Norah Jones Makes a Case For Subtlety on ‘Begin Again’
Norah Jones has always resided in the easy listening jazz camp, and from the onset of the new album “Begin Again,” she sounds to be taking new strides, and more liberties with her sound, which ends up, creating a record with plenty understated character that shows itself in rare moments of spark. It’s a lite jazz selection of songs that make a fair case for the value of subtlety, and an album that displays a realization of a very specific craft at its next level.
“My Heart Is Full” is a meditative, bluesy dirge that achieves much of its impact for its use of open space.

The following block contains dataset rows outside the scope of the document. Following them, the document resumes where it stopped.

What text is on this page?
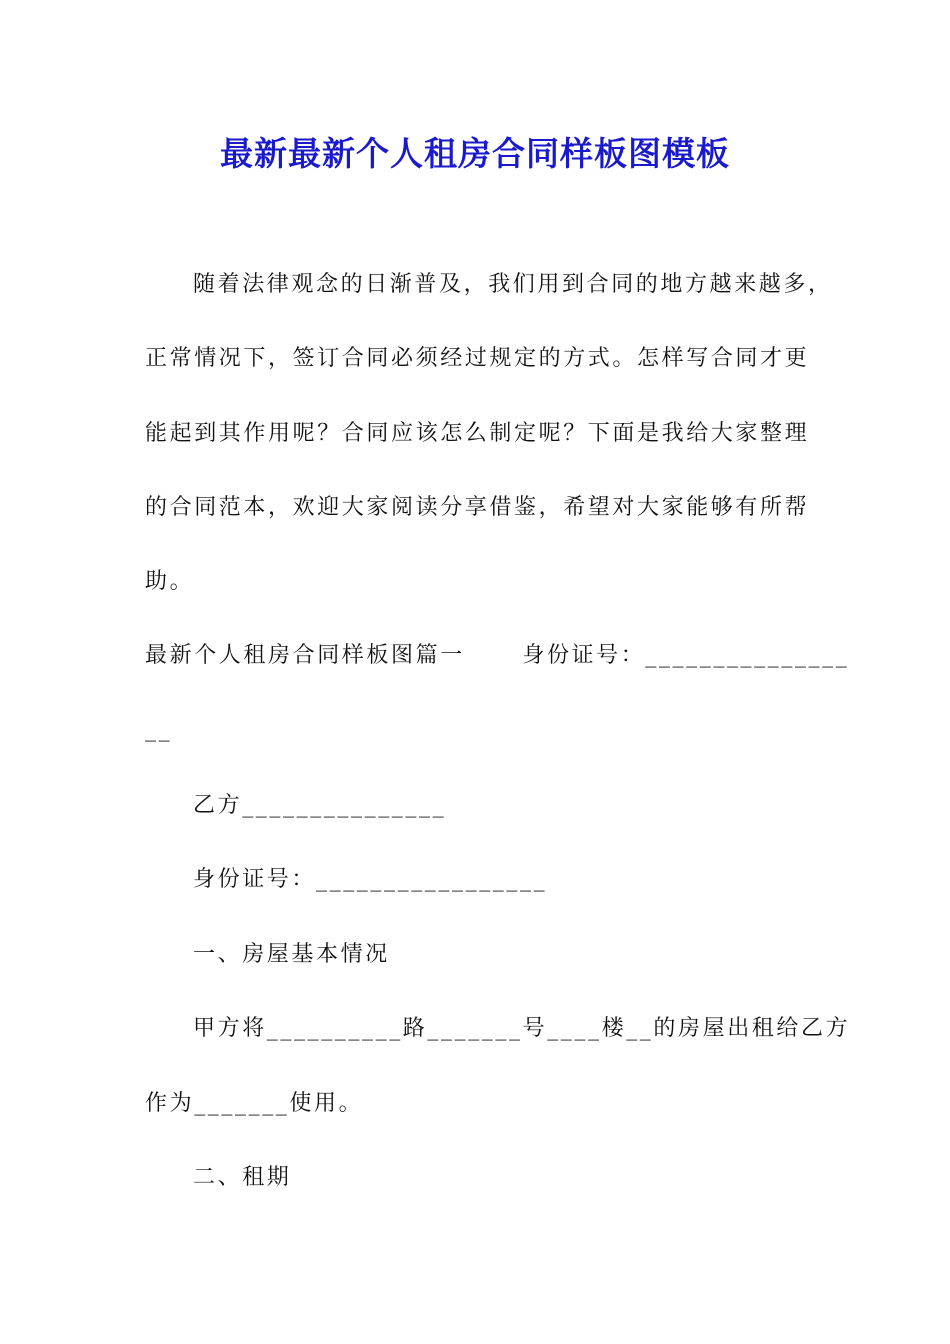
最新最新个人租房合同样板图模板
随着法律观念的日渐普及，我们用到合同的地方越来越多，
正常情况下，签订合同必须经过规定的方式。怎样写合同才更
能起到其作用呢？合同应该怎么制定呢？下面是我给大家整理
的合同范本，欢迎大家阅读分享借鉴，希望对大家能够有所帮
助。
最新个人租房合同样板图篇一      身份证号：_______________
__
乙方_______________
身份证号：_________________
一、房屋基本情况
甲方将__________路_______号____楼__的房屋出租给乙方
作为_______使用。
二、租期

It drags with such understatement that can be a bit frustrating, and somehow makes it all the more satisfying. Lyrically, it’s head-in-the clouds John Lennon-esque stuff, ending with repeated affirmations of “I can see.” Come “Begin Again,” Jones goes back full coffee house, which can be a bit of a let down, although it will equally prove a comforting return to form for steady fans. Her music is typically described as “jazz,” and folks in New Orleans couldn’t laugh harder at this. Take a musical style that was originally shocking in its unconventional freedom, strip it of virtually all its adventurous spirit, and you have Norah Jones. That isn’t to completely discount what she does, just to give a sense of her particular niche. She’s the Volvo of jazz, and she plays the part very well, as comes out particularly on “It Was You.” This is the type of music that would be highly suspicious if you’re not married with kids in the suburbs. Everything seems a bit too safe, carefully moderated, diluted to a point at which all the latent vibrance of the music is largely lost.
“A Song With No Name” harks back to the sluggish, contemplative wandering of the opening number, but in a way more in tune with Jones’ typical aesthetic. It’s a hippie musing evoking the likes of TIm Buckley. In a way, Jones’ open embrace of everything lackluster somehow ends up suiting her quite well, as it makes her fleeting moments of spark really register, largely in part to the relative dullness of the backdrop. This comes out especially on “Uh Oh,” in which Jones’ inflections have a quirk that’s almost like an ultra lite version of Joanna Newsom. “Wintertime” gets a bit country, but ever so slightly, well fitting with Jones’ overall artistic behavior. One thing you can always count on is subtlety, and you get plenty here. This is a song designed for a thoughtful Sunday afternoon, almost like Morrissey’s “Everyday Is Like Sunday” translated into American English.
“Just a Little Bit” comes as a refreshing spark, beginning with an introduction that’s actually “jazzy.” When Jones starts singing, she takes on such character with her fleeting intonations that it’s a real show. The beauty is in the details, and it shows that Norah Jones likely disowns the commercial framework precisely because she has no need for it, comfortable in her own trade to flow smoothly as is. And “Begin Again” is the perfect display of just that.
“Begin Again” is available April 19 on Apple Music.